To put the budget in perspective, film cost $3900, development and transfer of the film to BetaSP cost $6900, the D.P. and his hotel cost a total of $2700. So between those three things is $13,500 of the total $20,500...

August 21st, 2001

    Rick came over and we watched the movie, noted any final sound problems we had. Once scene was totally out of sync, so I have to fix that. Then, I’ll be sending it out to distributors(I sent a copy with the fucked-up sync to the Copyright Office to establish my copyright).

    All in all, I’m pleased with the movie. It’s got some moments where I literally cringe because I don’t like the scene, but there’s a lot of great moments too.

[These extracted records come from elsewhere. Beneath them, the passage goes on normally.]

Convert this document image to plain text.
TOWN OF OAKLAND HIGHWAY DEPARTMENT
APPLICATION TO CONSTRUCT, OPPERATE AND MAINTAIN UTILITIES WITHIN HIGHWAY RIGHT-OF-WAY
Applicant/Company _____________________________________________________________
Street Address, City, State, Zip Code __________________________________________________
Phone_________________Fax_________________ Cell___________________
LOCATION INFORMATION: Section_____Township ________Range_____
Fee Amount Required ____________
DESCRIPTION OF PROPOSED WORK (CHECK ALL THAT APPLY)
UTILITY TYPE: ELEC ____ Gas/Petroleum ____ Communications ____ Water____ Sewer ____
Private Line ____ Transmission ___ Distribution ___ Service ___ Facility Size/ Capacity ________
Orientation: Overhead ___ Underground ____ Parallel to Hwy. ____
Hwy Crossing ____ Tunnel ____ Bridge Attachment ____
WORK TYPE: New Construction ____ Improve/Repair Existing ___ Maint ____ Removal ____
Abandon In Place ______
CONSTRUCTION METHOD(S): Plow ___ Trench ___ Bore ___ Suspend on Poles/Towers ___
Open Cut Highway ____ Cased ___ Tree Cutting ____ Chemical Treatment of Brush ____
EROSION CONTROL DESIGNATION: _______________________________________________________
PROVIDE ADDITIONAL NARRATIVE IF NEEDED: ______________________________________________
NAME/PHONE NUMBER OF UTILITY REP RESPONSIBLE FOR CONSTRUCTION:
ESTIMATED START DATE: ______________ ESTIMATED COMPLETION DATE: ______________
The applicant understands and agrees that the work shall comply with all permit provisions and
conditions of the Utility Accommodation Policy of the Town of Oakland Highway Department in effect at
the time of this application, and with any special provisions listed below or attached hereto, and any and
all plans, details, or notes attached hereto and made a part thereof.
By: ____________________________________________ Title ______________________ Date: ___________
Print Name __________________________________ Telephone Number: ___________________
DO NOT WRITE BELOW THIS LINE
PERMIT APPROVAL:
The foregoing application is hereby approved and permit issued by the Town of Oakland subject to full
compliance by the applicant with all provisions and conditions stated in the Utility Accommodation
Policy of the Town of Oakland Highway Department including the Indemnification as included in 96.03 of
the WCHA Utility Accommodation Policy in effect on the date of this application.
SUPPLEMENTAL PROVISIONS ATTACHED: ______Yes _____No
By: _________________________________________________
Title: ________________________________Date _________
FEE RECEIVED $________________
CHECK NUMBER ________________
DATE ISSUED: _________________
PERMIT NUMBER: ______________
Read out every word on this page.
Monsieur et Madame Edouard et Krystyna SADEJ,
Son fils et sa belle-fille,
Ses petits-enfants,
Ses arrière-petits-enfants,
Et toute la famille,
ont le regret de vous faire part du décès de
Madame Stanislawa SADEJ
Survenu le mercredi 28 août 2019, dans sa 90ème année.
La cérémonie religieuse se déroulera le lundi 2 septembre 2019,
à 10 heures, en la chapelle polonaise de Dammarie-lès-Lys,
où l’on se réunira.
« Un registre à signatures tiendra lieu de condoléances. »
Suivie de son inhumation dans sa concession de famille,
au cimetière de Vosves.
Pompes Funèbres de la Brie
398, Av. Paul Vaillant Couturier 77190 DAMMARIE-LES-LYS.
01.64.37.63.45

    What it all boils down to is that it’s better than I ever expected it to be. I’ll put it up against any other under $25,000 flick, especially by a first-time director. The final budget, total cost to make Hunting Humans, was $20,500.

November 19, 2001

    A lot has happened. I’ve fixed everything that had problems. I started mailing out tapes to distributors(nine have gone out) and already there’s good news.

    One of the ones I sent the tape to first, Spectrum Films, called my voice mail number that I gave them and said they’d like “to discuss a possible distribution deal”. This was on Thursday the 15th.

    I figured I’d call them on Monday, which would give me some time to talk to some people and see if I could get my mind wrapped around what I’d say.

    Instead, Friday came around and they dropped me an email which said the following:

Yvette gave you a call yesterday.  Perhaps you're busy or you found a distributor, but I just wanted you to know that your movie was so "different" it had to make the rounds.  I saw it first and that started the rounds.  Unanimously, it is a good film and we would like to distribute it.

Please let us know either way.”

    It was signed by one of their acquisition guys. All of a sudden it’s not “We want to talk”, it was “We want to distribute”.

    Understand, from all I’d read, it sounded like finding a distributor for an independent movie with no known stars was a little like looking for your contact lens in an in-ground pool.

    And here we are, three weeks after sending out tapes, a distributor has already offered to distribute it.

    I keep my wits about me. First, never celebrate until someone’s signed on the dotted line. Second, I don’t know much about Spectrum. Their web site shows they’ve distributed other small movies, some with small stars and some with no stars. But do they pay well? Do they get behind your movie and try to get it out there?

    And there’s another part of me—the same part that was saying “When are the distributors going to call?”—that’s now saying “Why’d they have to call so soon? None of the other distributors have even had a chance to see it yet?”

    See, no mattter what happens, I’ve always got reason to complain.